In other newws related to Obama and healthcare,

http://optoons.blogspot.com/2010/01/after-failed-bid-to-elect-democratic.html

Dan S said...

Great analysis Sam.

The filibuster is certainly a two-edged sword, but one that Republicans have used more effectively than Democrats. As Jon Stewart point out a few nights ago, Bush didn't need 60 votes to trash the country with his policies.

It's true that people blame the party in power for the economy, but it's frustrating that Obama continues to be blamed for the Bush Recession.

Robert Sievers said...

Dan, I think you mean the Obama recession. Things were not bad until after the spendulus, er, I mean stimulus bill was rammed through.

Although the TARP money and GM bailout we can agree to pile on Bush, Obama told us that if the stimulus bill was passed, unemployment wouldn't go past 8%. So was he ill-informed about the economy, or was he lying?

Dan S said...

Economists criticized Obama for the stimulus because it wasn't big enough, not because it existed. Responsible people recognize that in a recession, one of the only tools to spur growth is government spending.

I am curious though under what economic theory government infusion of cash in a recession leads to unemployment? ConservaIdeologaTeaBagPunditNonsensanomics?

brownie said...

On G. Stephanopolous:

Dan, as you like to say...apples and oranges.

Letting a remark slip like he did yesterday is a revelation of how he really feels (like we didn't already know: Clinton campaing manager, after all), while his not asking the obvious follow up is just an indication of how unqualified he is to be in the news profession.

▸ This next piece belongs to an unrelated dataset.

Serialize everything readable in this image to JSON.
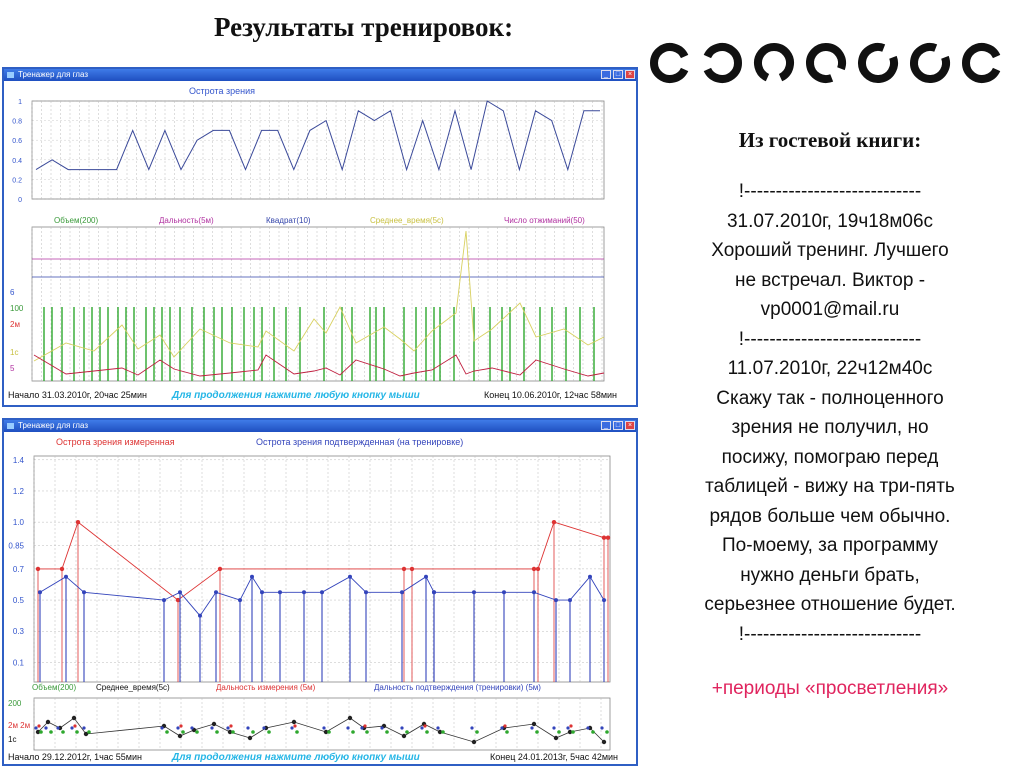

Shoddy interviewing does not equal non-bias.

Fingtree said...

Are we still on this Liberal biased media pooh? As you say Brownie, we all know his background. However, not unlike many in his shoes in the media, he has to straddle a fine line and tries most of the time to be neutral. If he truly slipped with anything unbiased, the knee jerk Liberal Conservative media would have crucified him. Like they did with Dan Rather. George Stephanopolous (I like that last name)is an opportunist. What makes me laugh is how Fox News and almost all of talk radio can blatantly and deliberately castigate who they want, whenever they damn well please and there are never consequences. A guy like Stephanopolis can make one remark that is really harmless and the ones who want to prove that there is media bias jump all over it. All of the media are opportunist's and that's the size of it. They are doing it for a paycheck and to serve their ego's. Preacher's stealing in the name of the Lord are of the same ilk. It's all gollywallow lobster flesh canister waste.....

Samuel said...

I found this graph today, and it really reinforces my point from earlier-

http://yglesias.thinkprogress.org/archives/2010/01/myths-of-1996.php

Basically, if the economy is growing, incumbents win. If its not, incumbents loose.

Fingtree said...

Go Stephanopolous Colts!!

PGregory Springer said...

Robert J. O'Day! I thought you ran off. (Still waiting for my colonoscopy angel, by the way.) Obama is not in the least unprincipled. He has been most courageous, insisting on meeting with Republicans and extending his hand and meeting halfway. Unfortunately, the Republicans simply spat upon his hand and showed no sympathy, mocking him and plotting for his failure as any cost.

Regarding the recent Supreme Court notion... There is something absolutely Revelations/Apocalyptic about declaring that Profit Machine Corporations are the equal to human beings with souls and compassion above the "bottom line." We truly live in the Belly of the Beast.